As the National Congress in Brazil discusses the Amendment to the Constitution, called PEC n. 171/1993, which lowers the age of criminal responsibility from 18 to 16 years of age, UNESCO, by means of its Representation in Brazil, recalls that the country has signed the Convention on the Rights of the Child. This Convention was ratified by Brazil as a member-state in 1990, and it establishes the definition of a child as “every human being below the age of eighteen”.
“Lowering the age of criminal responsibility is not a solution to violence in societies. Depending on the circumstances, we believe that this may aggravate the situation”, states the Director of UNESCO in Brazil, Lucien Muñoz.

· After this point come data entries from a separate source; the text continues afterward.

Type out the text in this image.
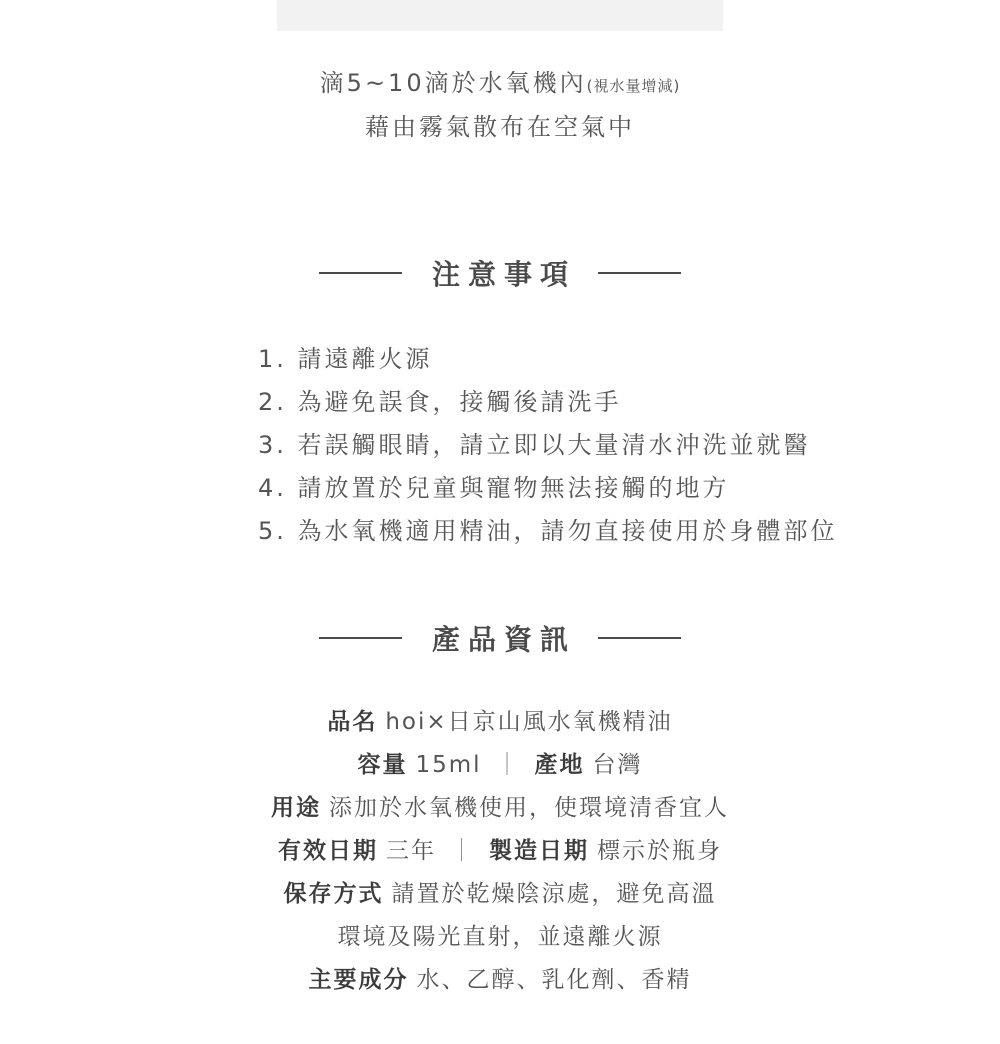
滴5~10滴於水氧機內(視水量增減)
藉由霧氣散布在空氣中
注意事項
1. 請遠離火源
2. 為避免誤食，接觸後請洗手
3. 若誤觸眼睛，請立即以大量清水沖洗並就醫
4. 請放置於兒童與寵物無法接觸的地方
5. 為水氧機適用精油，請勿直接使用於身體部位
產品資訊
品名 hoi×日京山風水氧機精油
容量 15ml ｜ 產地 台灣
用途 添加於水氧機使用，使環境清香宜人
有效日期 三年 ｜ 製造日期 標示於瓶身
保存方式 請置於乾燥陰涼處，避免高溫
環境及陽光直射，並遠離火源
主要成分 水、乙醇、乳化劑、香精
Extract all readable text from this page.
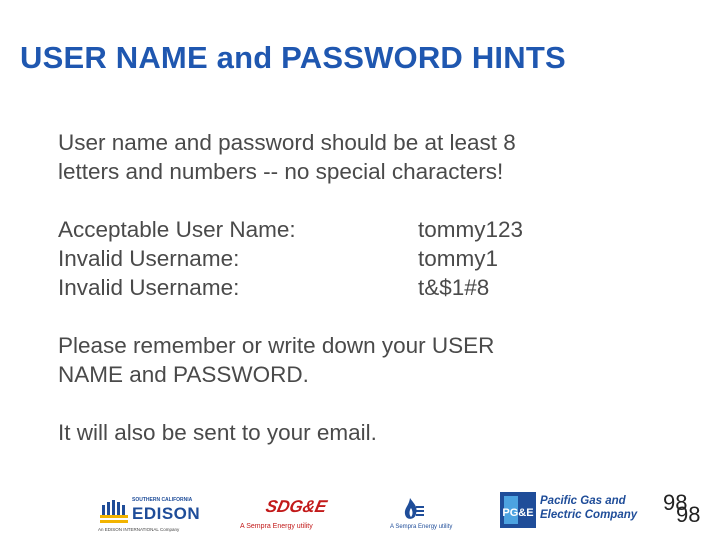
USER NAME and PASSWORD HINTS

User name and password should be at least 8

letters and numbers -- no special characters!

Acceptable User Name:	tommy123
Invalid Username:	tommy1
Invalid Username:	t&$1#8

Please remember or write down your USER

NAME and PASSWORD.

It will also be sent to your email.

SOUTHERN CALIFORNIA
EDISON
An EDISON INTERNATIONAL Company
SDG&E
A Sempra Energy utility	A Sempra Energy utility
PG&E
Pacific Gas and
Electric Company 98
98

For UNESCO in Brazil, it is necessary to guarantee fundamental rights to all adolescents. Access to education, school attendance and learning should be at the top of the priority list to prevent violence from becoming the path chosen due to a lack of options for Brazilian young men and women.
“There is a tragedy before the tragedy”, states the Lead Programme Coordinator of UNESCO in Brazil, Marlova Jovchelovitch Noleto, referring to the life conditions – especially to the lack of opportunities – of a significant portion of young men and women that commit a breach of law.
UNESCO in Brazil understands that the The Brazilian Child and Adolescent Rights Act (Estatuto da Criança e do Adolescente – ECA, Lei n. 8.069/1990) already provides resocialization mechanisms for underage legal offenders, although the enforcement of their principles needs to be improved. . “It is a myth to say that adolescents are not punished”, says Marlova Noleto.